Vertex’s experimental drug candidate, VX-135, will be studied in combination with Janssen’s simepriver and GSK’s GSK2336805 in two separate mid-stage 12 week trials with the goal of ridding patients of the virus. The collaborations signal the intent by all three companies, to narrow the gap with Gilead, currently believed to be the front-runner in the race to bring to market an all-oral interferon free regimen.
Interferon injections, used in combination with already marketed hepatitis C drugs like Vertex’s own Incivek, are known for their flu-like side effects that sometimes lead patients to discontinue therapy. Some physicians have gone as far as to tell patients to hold off on using currently available treatments until better options become available.

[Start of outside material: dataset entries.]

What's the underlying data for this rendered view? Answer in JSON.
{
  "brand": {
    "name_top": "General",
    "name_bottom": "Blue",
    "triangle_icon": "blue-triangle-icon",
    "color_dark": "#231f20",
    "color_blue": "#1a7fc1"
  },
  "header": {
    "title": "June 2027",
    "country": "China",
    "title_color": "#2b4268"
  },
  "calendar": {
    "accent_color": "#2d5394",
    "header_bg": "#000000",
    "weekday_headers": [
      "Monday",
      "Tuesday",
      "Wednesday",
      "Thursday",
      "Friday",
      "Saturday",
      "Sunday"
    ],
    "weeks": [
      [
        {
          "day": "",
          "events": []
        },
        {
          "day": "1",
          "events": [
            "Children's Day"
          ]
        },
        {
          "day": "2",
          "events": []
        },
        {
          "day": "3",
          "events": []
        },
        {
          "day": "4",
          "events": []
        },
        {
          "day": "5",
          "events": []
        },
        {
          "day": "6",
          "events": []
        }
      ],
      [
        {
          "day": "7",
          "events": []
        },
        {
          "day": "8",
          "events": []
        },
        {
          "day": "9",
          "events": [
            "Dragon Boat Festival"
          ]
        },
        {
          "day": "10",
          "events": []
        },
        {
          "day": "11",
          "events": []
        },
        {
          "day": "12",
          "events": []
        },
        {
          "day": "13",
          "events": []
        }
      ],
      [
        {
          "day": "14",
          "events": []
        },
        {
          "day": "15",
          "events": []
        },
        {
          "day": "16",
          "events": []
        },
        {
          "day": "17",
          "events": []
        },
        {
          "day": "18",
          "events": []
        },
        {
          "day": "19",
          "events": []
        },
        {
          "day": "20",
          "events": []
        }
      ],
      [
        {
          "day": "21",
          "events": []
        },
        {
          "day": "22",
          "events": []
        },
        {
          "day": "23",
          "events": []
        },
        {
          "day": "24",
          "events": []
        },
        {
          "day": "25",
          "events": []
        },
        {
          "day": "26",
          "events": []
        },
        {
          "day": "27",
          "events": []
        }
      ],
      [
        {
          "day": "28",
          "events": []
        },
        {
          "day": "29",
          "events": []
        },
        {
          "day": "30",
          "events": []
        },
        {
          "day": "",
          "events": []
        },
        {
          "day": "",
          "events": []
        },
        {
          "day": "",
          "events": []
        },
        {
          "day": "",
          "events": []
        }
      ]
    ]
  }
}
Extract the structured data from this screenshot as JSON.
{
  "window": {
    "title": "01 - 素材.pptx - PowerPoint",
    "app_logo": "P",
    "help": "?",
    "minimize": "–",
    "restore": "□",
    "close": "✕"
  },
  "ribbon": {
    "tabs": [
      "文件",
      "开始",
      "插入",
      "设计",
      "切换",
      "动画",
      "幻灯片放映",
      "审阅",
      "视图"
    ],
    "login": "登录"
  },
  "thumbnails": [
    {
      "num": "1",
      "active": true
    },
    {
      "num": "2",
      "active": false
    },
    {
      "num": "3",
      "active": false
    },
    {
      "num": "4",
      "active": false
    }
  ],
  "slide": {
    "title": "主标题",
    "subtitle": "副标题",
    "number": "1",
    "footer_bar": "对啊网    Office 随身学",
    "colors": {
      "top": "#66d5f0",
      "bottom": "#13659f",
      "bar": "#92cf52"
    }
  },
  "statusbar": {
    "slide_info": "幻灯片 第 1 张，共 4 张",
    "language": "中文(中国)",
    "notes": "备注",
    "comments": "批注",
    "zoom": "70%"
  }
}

In its pact with Janssen, Vertex entered into a non-exclusive collaboration to conduct a mid-stage trial combining its nucleotide polymerase inhibitor, VX-135, with Janssen’s protease inhibitor, simeprevir for 12 weeks.
In the second agreement, with GlaxoSmithKline, the two companies will combine Vertex’s VX-135 with GSK’s NS5A inhibitor, GSK2336805, in a 12 week mid-stage study.
Both trials are expected to begin in 2013 and the companies will jointly fund trial costs. There are no up-front or milestone payments associated with the agreements and the companies have agreed to examine the results of the mid-stage studies to determine whether to move forward.
Investors seemed pleased with the two pacts, which quelled some of the fears that Vertex was prioritizing Incivek combo regimens and not doing enough with its other hepatitis C assets.
Brian Abrahams, an analyst at Well Fargo Securities, wrote that he thinks this represents the best path forward for Vertex because it allows the company to explore VX-135 in combination with two different classes of drugs, “partnered with major pharmaceuticals companies who are fairly dependent on the success of these respective combinations to remain competitive in the all-oral hepatitis C virus race.”